Speaker
Description
The Atlantic Meridional Overturning Circulation (AMOC) is an important player in Earth's climate system on a wide range of timescales and with a correspondingly long list of potential societal impacts. The drivers of its variability are still debated and climate models give diverging projections for AMOC change over the 21st century. Sustained AMOC observations are, therefore, needed to inform interpretation of past variability and improve future projections. While the AMOC can be measured in different regions in the Atlantic, the Subpolar North Atlantic (SPNA) offers the opportunity of linking AMOC variability with two additional, interconnected, and changing components of our climate system. First, variability of the poleward heat transport through the SPNA, in part associated with the AMOC, is implicated in the loss of Arctic sea ice and Greenland land-ice. The resulting ice loss, in turn, has the potential to impact the AMOC via a freshening of the surface ocean. Second, the SPNA is the largest anthropogenic carbon dioxide sink (per unit area) and a key region for carbon sequestration via the warm to cold water transformation that is part of the AMOC. The rate of future carbon uptake, however, is still debated in part because of uncertainties tied to future AMOC variability.

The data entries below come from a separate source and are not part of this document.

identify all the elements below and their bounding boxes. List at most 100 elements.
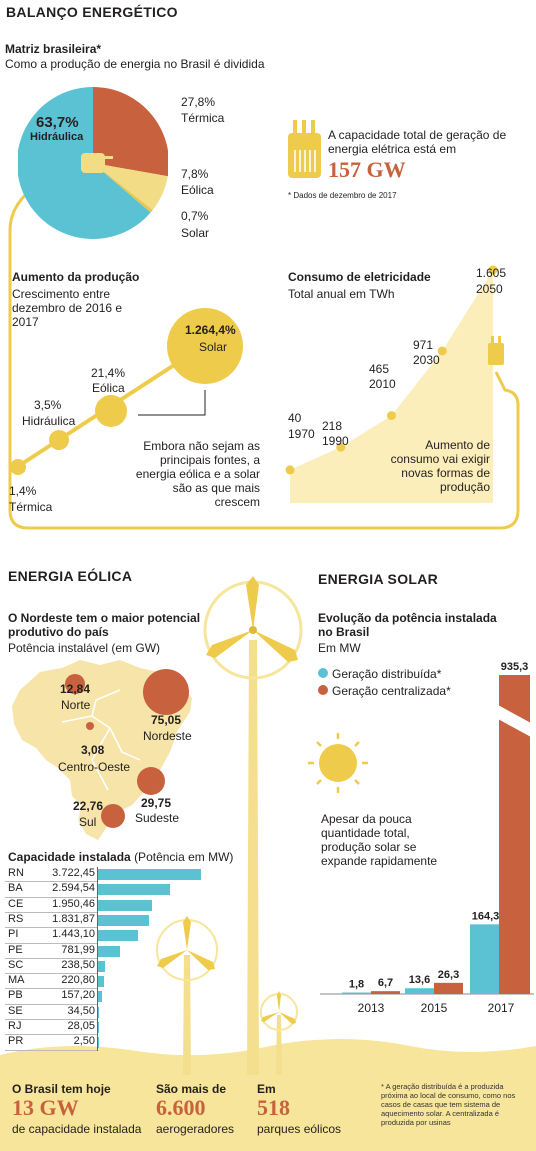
cap-row-divider bbox=[5, 973, 98, 975]
solar-bar-centralizada-2015 bbox=[434, 982, 463, 994]
map-value-norte: 12,84 bbox=[60, 682, 91, 696]
page-title: BALANÇO ENERGÉTICO bbox=[6, 4, 178, 20]
solar-bar-chart: 1,8 6,7 2013 13,6 26,3 2015 164,3 935,3 2017 bbox=[320, 661, 534, 1015]
pie-label-solar-name: Solar bbox=[181, 226, 210, 240]
growth-label-eolica-name: Eólica bbox=[92, 381, 125, 395]
bubble-termica bbox=[10, 459, 26, 475]
growth-label-hidraulica-value: 3,5% bbox=[34, 398, 62, 412]
growth-label-hidraulica-name: Hidráulica bbox=[22, 414, 76, 428]
cap-row-divider bbox=[5, 942, 98, 944]
cap-value-pe: 781,99 bbox=[61, 943, 95, 956]
map-value-sul: 22,76 bbox=[73, 799, 104, 813]
consumo-year-1990: 1990 bbox=[322, 434, 349, 448]
cap-state-rn: RN bbox=[8, 867, 24, 879]
pie-label-solar-value: 0,7% bbox=[181, 209, 209, 223]
pie-label-termica-value: 27,8% bbox=[181, 95, 216, 109]
charger-icon bbox=[288, 120, 321, 178]
legend-label-centralizada: Geração centralizada* bbox=[332, 684, 451, 698]
pie-label-termica-name: Térmica bbox=[181, 111, 225, 125]
capacity-text: A capacidade total de geração de energia… bbox=[328, 128, 507, 156]
map-title: O Nordeste tem o maior potencial produti… bbox=[8, 611, 201, 639]
solar-value-centralizada-2015: 26,3 bbox=[438, 969, 459, 981]
legend-centralizada: Geração centralizada* bbox=[318, 684, 451, 698]
cap-bar-rn bbox=[98, 869, 201, 880]
footer-stat-1-sub: de capacidade instalada bbox=[12, 1122, 142, 1136]
cap-row-divider bbox=[5, 881, 98, 883]
growth-label-termica-value: 1,4% bbox=[9, 484, 37, 498]
consumo-year-1970: 1970 bbox=[288, 427, 315, 441]
bubble-norte bbox=[65, 674, 85, 694]
wind-turbine-small bbox=[260, 991, 298, 1075]
solar-value-centralizada-2017: 935,3 bbox=[501, 661, 529, 673]
brazil-map bbox=[12, 660, 192, 840]
cap-value-ce: 1.950,46 bbox=[52, 897, 95, 910]
bubble-eolica bbox=[95, 395, 127, 427]
footer-stat-1-value: 13 GW bbox=[12, 1095, 79, 1120]
consumo-title: Consumo de eletricidade bbox=[288, 270, 431, 284]
pie-label-hidraulica-value: 63,7% bbox=[36, 114, 79, 131]
map-bubbles bbox=[65, 669, 189, 828]
cap-title: Capacidade instalada bbox=[8, 850, 131, 864]
solar-bar-distribuida-2013 bbox=[342, 992, 371, 994]
solar-bar-centralizada-2013 bbox=[371, 991, 400, 994]
pie-label-eolica-value: 7,8% bbox=[181, 167, 209, 181]
cap-state-pb: PB bbox=[8, 989, 23, 1002]
cap-bar-pi bbox=[98, 930, 138, 942]
cap-bar-se bbox=[98, 1006, 99, 1018]
solar-value-distribuida-2015: 13,6 bbox=[409, 974, 430, 986]
bubble-hidraulica bbox=[49, 430, 69, 450]
pie-label-hidraulica-name: Hidráulica bbox=[30, 131, 84, 143]
legend-label-distribuida: Geração distribuída* bbox=[332, 667, 442, 681]
cap-state-rj: RJ bbox=[8, 1020, 22, 1032]
footer-stat-3-sub: parques eólicos bbox=[257, 1122, 342, 1136]
footer-note: * A geração distribuída é a produzida pr… bbox=[381, 1082, 516, 1127]
bubble-nordeste bbox=[143, 669, 189, 715]
map-value-nordeste: 75,05 bbox=[151, 713, 182, 727]
bubble-sul bbox=[101, 804, 125, 828]
consumption-point-2010 bbox=[387, 411, 396, 421]
cap-value-pb: 157,20 bbox=[61, 989, 95, 1002]
cap-value-se: 34,50 bbox=[67, 1004, 95, 1017]
footer-stat-1-label: O Brasil tem hoje bbox=[12, 1082, 111, 1096]
pie-slice-solar bbox=[93, 163, 153, 213]
cap-state-pi: PI bbox=[8, 928, 19, 941]
consumo-subtitle: Total anual em TWh bbox=[288, 287, 395, 301]
pie-label-eolica-name: Eólica bbox=[181, 183, 214, 197]
footer-stat-2-sub: aerogeradores bbox=[156, 1122, 235, 1136]
consumo-value-2010: 465 bbox=[369, 362, 390, 376]
cap-state-se: SE bbox=[8, 1004, 23, 1017]
map-region-borders bbox=[61, 689, 141, 791]
annotation-leader bbox=[138, 390, 206, 416]
cap-row-divider bbox=[5, 1034, 98, 1036]
cap-bar-ma bbox=[98, 976, 105, 988]
bubble-sudeste bbox=[137, 767, 165, 795]
growth-label-solar-value: 1.264,4% bbox=[185, 323, 236, 337]
cap-row-divider bbox=[5, 1049, 98, 1051]
cap-value-sc: 238,50 bbox=[61, 958, 95, 971]
footer-stat-3-value: 518 bbox=[257, 1095, 290, 1120]
plug-icon bbox=[488, 336, 504, 365]
cap-subtitle: (Potência em MW) bbox=[134, 850, 234, 864]
consumo-value-1970: 40 bbox=[288, 411, 302, 425]
wind-turbine-large bbox=[203, 576, 303, 1075]
solar-xtick-2017: 2017 bbox=[488, 1001, 515, 1015]
map-name-nordeste: Nordeste bbox=[143, 729, 192, 743]
consumption-point-2030 bbox=[437, 346, 447, 356]
cap-value-rs: 1.831,87 bbox=[52, 912, 95, 925]
map-value-sudeste: 29,75 bbox=[141, 796, 172, 810]
growth-label-termica-name: Térmica bbox=[9, 500, 53, 514]
solar-value-distribuida-2017: 164,3 bbox=[472, 910, 500, 922]
consumo-year-2030: 2030 bbox=[413, 353, 440, 367]
cap-value-pi: 1.443,10 bbox=[52, 928, 95, 941]
pie-chart bbox=[18, 87, 168, 239]
wind-turbine-medium bbox=[156, 916, 218, 1075]
footer-stat-3-label: Em bbox=[257, 1082, 276, 1096]
consumption-area bbox=[290, 270, 493, 503]
cap-row-divider bbox=[5, 957, 98, 959]
map-value-centro-oeste: 3,08 bbox=[81, 743, 105, 757]
bubble-centro-oeste bbox=[86, 722, 94, 730]
growth-annotation: Embora não sejam as principais fontes, a… bbox=[135, 439, 260, 509]
consumption-point-1990 bbox=[336, 442, 346, 452]
pie-slice-termica bbox=[93, 87, 168, 177]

The Overturning in the Subpolar North Atlantic Program (OSNAP) is an international observing system that has provided continuous measurements of the meridional transports of heat, freshwater and mass in the SPNA from 2014 to present. Its two-line structure offers the opportunity of separating AMOC contributions from different water transformation regions and of capturing distinct overflow and freshwater pathways. As such, in addition to providing a measure of the structure and variability of the AMOC, OSNAP has offered insight into the mechanisms that contribute to the observed variability. Here we show, via recent studies that leveraged OSNAP, that OSNAP is also ideally positioned and constructed to address linkages between the AMOC, the melting Arctic cryosphere and the anthropogenic carbon uptake in the high latitude North Atlantic. Examples include tracking Greenland meltwater and the most recent Great Salinity Anomaly, quantifying the fraction of Arctic freshwater export that participates in overturning, and providing an infrastructure for GOHSNAP measurements (Gases in the Overturning and Horizontal circulation of the SPNA). Based on this motivation, we argue that continuation of OSNAP, albeit in a reduced and cost-effective form, is key not just to understanding and projecting AMOC variability but also its connection to the Arctic cryosphere and carbon uptake by the North Atlantic.